The Apostrophe Engine was used for the first time on April 18, 2001, and existed on a private Web server for the next five years. As of April 19, 2006, the Apostrophe Engine is available to the public at apostropheengine.ca.

The home page of the Apostrophe Engine site presents the full text of a poem called “apostrophe,” written by Bill in 1993. In this digital version of the poem, each line is now a hyperlink.

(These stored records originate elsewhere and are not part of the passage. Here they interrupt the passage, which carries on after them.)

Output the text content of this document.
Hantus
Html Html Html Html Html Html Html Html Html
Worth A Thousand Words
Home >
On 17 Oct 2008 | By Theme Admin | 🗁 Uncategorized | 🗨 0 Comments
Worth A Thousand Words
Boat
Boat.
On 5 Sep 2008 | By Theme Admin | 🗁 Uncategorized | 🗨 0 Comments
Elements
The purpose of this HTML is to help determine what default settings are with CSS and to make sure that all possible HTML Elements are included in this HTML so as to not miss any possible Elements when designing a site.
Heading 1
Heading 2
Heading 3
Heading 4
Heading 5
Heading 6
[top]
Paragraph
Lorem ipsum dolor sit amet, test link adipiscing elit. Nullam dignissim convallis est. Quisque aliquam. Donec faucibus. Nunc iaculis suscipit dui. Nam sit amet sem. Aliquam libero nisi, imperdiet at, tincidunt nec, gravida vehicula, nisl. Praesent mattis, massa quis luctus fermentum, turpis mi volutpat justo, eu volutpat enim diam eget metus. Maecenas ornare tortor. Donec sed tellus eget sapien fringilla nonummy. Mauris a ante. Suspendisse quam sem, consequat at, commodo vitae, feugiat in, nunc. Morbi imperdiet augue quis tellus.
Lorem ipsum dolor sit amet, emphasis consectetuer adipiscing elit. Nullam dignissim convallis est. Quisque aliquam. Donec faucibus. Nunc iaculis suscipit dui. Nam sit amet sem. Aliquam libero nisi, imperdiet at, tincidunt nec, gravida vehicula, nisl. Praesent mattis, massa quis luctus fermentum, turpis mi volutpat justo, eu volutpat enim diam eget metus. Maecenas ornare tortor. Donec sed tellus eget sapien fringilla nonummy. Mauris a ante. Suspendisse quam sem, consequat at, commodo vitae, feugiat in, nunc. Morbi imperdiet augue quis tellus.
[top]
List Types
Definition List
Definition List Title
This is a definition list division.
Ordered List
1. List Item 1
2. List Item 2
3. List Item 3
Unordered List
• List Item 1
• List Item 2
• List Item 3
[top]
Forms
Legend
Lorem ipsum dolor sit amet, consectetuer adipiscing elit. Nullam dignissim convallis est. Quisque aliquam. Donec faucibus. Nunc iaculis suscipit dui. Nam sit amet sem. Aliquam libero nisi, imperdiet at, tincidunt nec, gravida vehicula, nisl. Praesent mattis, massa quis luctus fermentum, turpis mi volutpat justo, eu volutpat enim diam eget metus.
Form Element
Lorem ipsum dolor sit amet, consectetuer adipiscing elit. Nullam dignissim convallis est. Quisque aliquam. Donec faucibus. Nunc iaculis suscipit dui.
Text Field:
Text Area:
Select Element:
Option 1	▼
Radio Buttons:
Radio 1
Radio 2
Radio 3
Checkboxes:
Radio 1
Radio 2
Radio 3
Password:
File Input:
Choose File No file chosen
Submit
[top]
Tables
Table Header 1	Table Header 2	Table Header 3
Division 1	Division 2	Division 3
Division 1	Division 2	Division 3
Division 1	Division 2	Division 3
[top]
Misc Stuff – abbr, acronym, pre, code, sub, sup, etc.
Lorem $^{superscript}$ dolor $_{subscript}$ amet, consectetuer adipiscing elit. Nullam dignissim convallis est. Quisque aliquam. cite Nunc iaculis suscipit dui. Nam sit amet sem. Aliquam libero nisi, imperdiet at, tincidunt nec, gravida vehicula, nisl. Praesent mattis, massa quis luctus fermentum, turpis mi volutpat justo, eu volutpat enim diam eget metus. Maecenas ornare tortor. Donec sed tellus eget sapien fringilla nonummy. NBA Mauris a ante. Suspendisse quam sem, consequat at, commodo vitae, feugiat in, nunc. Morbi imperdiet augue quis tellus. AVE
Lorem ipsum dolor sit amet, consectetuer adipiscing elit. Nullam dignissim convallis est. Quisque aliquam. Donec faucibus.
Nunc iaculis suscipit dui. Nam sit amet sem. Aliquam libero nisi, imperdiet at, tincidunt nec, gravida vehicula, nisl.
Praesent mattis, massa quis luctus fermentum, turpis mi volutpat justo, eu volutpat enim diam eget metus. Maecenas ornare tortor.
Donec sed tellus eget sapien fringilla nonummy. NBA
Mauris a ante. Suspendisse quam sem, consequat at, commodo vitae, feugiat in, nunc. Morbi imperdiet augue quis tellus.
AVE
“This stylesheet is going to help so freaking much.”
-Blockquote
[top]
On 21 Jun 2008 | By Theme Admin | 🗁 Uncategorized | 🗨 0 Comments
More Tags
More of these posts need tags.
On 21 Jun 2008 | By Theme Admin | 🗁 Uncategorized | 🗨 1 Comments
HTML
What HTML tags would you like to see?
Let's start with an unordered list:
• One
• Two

When a reader/writer clicks on a line, it is submitted to a search engine, which then returns a list of Web pages, as in any search. The Apostrophe Engine then spawns five virtual robots that work their way through the list, collecting phrases beginning with “you are” and ending in a period. The robots stop after collecting a set number of phrases or working through a limited number of pages, whichever happens first.

Next, the Apostrophe Engine records and spruces up the phrases that the robots have collected, stripping away most HTML tags and other anomalies, then compiles the results and presents them as a new poem, with the original line as its title ... and each new line as another hyperlink.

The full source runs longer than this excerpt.